One other counterpoint to this argument that we explored in a Health Affairs Forefront article was that “the IRA mandates “negotiated” price reductions for certain drugs even before drugs lose exclusivity, which also challenges the argument that future price reductions are too uncertain to incorporate into CEA”.

Argument #3: Accounting for genericization in a cost-effectiveness analysis allows companies to take credit for genericization to recapture savings intended for society.
Challenge to Argument #3:  By omitting genericization, we are creating an unlevel playing field between interventions and an unlevel “reward” to companies while also misrepresenting the incremental treatment costs. The “reward” that the companies can take credit for is dependent on the time on treatment over the exclusivity period. Without accounting for the exclusivity period in economic models, we aren’t capturing this dependency.

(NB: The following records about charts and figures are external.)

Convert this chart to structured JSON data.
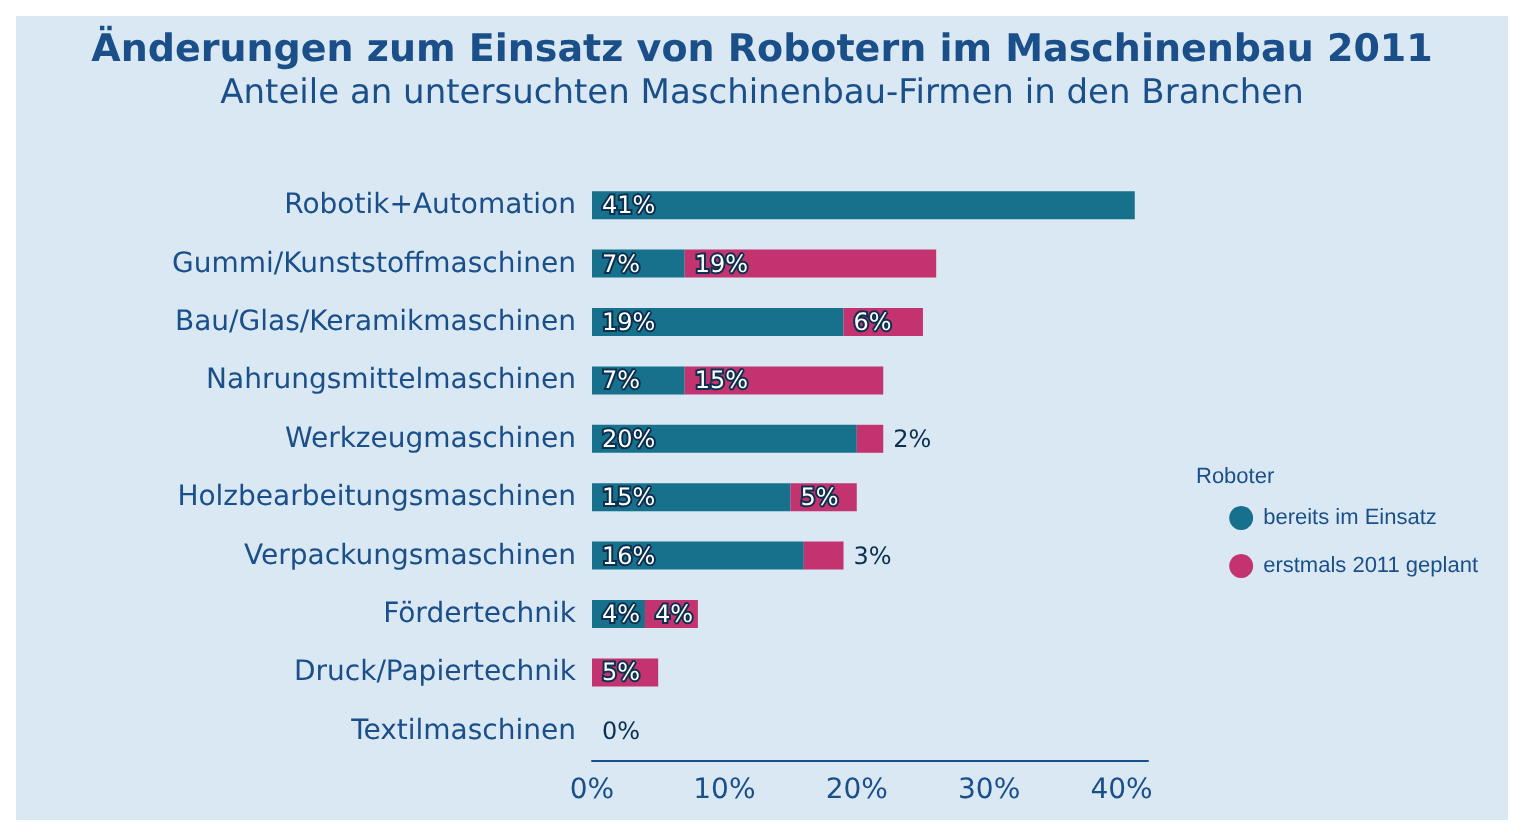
{
  "chart_data": {
    "type": "bar",
    "orientation": "horizontal",
    "stacked": true,
    "title": "Änderungen zum Einsatz von Robotern im Maschinenbau 2011",
    "subtitle": "Anteile an untersuchten Maschinenbau-Firmen in den Branchen",
    "categories": [
      "Robotik+Automation",
      "Gummi/Kunststoffmaschinen",
      "Bau/Glas/Keramikmaschinen",
      "Nahrungsmittelmaschinen",
      "Werkzeugmaschinen",
      "Holzbearbeitungsmaschinen",
      "Verpackungsmaschinen",
      "Fördertechnik",
      "Druck/Papiertechnik",
      "Textilmaschinen"
    ],
    "series": [
      {
        "name": "bereits im Einsatz",
        "color": "#17708c",
        "values": [
          41,
          7,
          19,
          7,
          20,
          15,
          16,
          4,
          0,
          0
        ],
        "value_labels": [
          "41%",
          "7%",
          "19%",
          "7%",
          "20%",
          "15%",
          "16%",
          "4%",
          null,
          "0%"
        ]
      },
      {
        "name": "erstmals 2011 geplant",
        "color": "#c2336f",
        "values": [
          0,
          19,
          6,
          15,
          2,
          5,
          3,
          4,
          5,
          0
        ],
        "value_labels": [
          null,
          "19%",
          "6%",
          "15%",
          "2%",
          "5%",
          "3%",
          "4%",
          "5%",
          null
        ]
      }
    ],
    "legend_title": "Roboter",
    "legend": "right",
    "grid": false,
    "xlim": [
      0,
      42
    ],
    "xticks": [
      {
        "value": 0,
        "label": "0%"
      },
      {
        "value": 10,
        "label": "10%"
      },
      {
        "value": 20,
        "label": "20%"
      },
      {
        "value": 30,
        "label": "30%"
      },
      {
        "value": 40,
        "label": "40%"
      }
    ]
  }
}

The spirit of this argument is grounded in dynamic efficiency which is a goal I support. We want to use resources efficiently and get the optimal amount of innovation. However, the evidence does not exist today to know the optimal amount of the “value” that should be allocated to the company versus the amount of the “value” that should be allocated to society. This is not specific to the incorporation of genericization into an economic model. This is an issue with any cost-effectiveness analysis, even those that assume static costs.

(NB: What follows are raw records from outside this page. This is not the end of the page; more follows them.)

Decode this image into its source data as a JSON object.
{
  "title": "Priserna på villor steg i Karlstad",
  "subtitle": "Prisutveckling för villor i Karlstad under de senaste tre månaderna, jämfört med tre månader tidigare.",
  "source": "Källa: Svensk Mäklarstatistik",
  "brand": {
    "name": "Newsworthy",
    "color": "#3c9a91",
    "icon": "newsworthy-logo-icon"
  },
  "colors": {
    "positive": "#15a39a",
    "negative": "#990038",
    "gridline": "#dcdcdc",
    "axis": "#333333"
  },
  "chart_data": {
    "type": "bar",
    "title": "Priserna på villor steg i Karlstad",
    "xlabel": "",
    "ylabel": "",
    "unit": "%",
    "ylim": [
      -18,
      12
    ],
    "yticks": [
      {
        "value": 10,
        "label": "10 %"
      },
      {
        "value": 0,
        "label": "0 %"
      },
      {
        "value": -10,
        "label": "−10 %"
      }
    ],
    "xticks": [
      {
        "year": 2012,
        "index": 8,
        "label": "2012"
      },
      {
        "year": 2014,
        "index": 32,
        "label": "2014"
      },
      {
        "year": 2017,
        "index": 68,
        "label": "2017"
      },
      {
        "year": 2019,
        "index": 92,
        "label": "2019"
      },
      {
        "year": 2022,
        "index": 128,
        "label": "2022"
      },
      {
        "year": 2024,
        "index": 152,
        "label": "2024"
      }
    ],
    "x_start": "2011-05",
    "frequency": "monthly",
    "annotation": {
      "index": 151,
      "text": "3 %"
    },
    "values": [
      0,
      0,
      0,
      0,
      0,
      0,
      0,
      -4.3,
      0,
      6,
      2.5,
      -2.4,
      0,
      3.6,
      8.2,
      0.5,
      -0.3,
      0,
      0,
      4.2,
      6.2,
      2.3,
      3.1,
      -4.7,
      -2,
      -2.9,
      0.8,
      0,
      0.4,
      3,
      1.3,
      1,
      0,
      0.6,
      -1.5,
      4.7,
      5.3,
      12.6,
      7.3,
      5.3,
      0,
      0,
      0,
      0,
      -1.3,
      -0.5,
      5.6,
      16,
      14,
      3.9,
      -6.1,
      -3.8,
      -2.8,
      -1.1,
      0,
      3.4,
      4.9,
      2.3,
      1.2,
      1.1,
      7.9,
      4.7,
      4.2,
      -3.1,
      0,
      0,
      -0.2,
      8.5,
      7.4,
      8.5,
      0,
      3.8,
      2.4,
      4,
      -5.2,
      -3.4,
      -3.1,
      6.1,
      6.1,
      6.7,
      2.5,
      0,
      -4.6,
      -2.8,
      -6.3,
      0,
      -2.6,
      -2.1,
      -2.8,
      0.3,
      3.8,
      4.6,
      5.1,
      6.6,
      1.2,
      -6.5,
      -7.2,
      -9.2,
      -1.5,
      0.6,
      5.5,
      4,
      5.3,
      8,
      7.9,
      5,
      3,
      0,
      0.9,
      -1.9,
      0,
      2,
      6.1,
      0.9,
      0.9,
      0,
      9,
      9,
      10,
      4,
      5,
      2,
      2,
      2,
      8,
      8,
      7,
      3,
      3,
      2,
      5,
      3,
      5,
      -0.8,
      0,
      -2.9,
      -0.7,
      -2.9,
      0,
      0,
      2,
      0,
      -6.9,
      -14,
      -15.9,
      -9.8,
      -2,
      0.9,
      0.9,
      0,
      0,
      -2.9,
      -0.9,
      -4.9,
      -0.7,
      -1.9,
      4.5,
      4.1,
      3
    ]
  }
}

[To be transparent, I believe argument #3 is pointing out an important point about value allocation between the innovator and society. However, I believe it is falsely made against incorporating dynamic costs into cost-effectiveness analysis, when it is applicable to any type of cost-effectiveness analysis used to inform the optimal reward for the innovator. Unfortunately, we don’t yet have robust and accepted evidence on the optimal share of value for the innovator and optimal share of value for society. This is an important area of future research for the use of cost-effectiveness analyses to inform resource allocation decisions.]
One final thing to bring this back to international price comparisons. The headlines are full of stats that the US pays 3 times that of other high-income countries for prescription drugs. Importantly, that stat is for branded drugs. I haven’t seen much coverage that prices in the US are “lower for unbranded generic drugs:  Americans paid $0.67 for every dollar paid in comparison countries” and that “generics represent 90% of prescriptions filled”. I understand why this has not been an emphasis given the sentiment of the executive order around global freeriding, but just as cost-effectiveness analyses need to do a better job acknowledging that a drug’s price changes dramatically over its time in the market, so do we.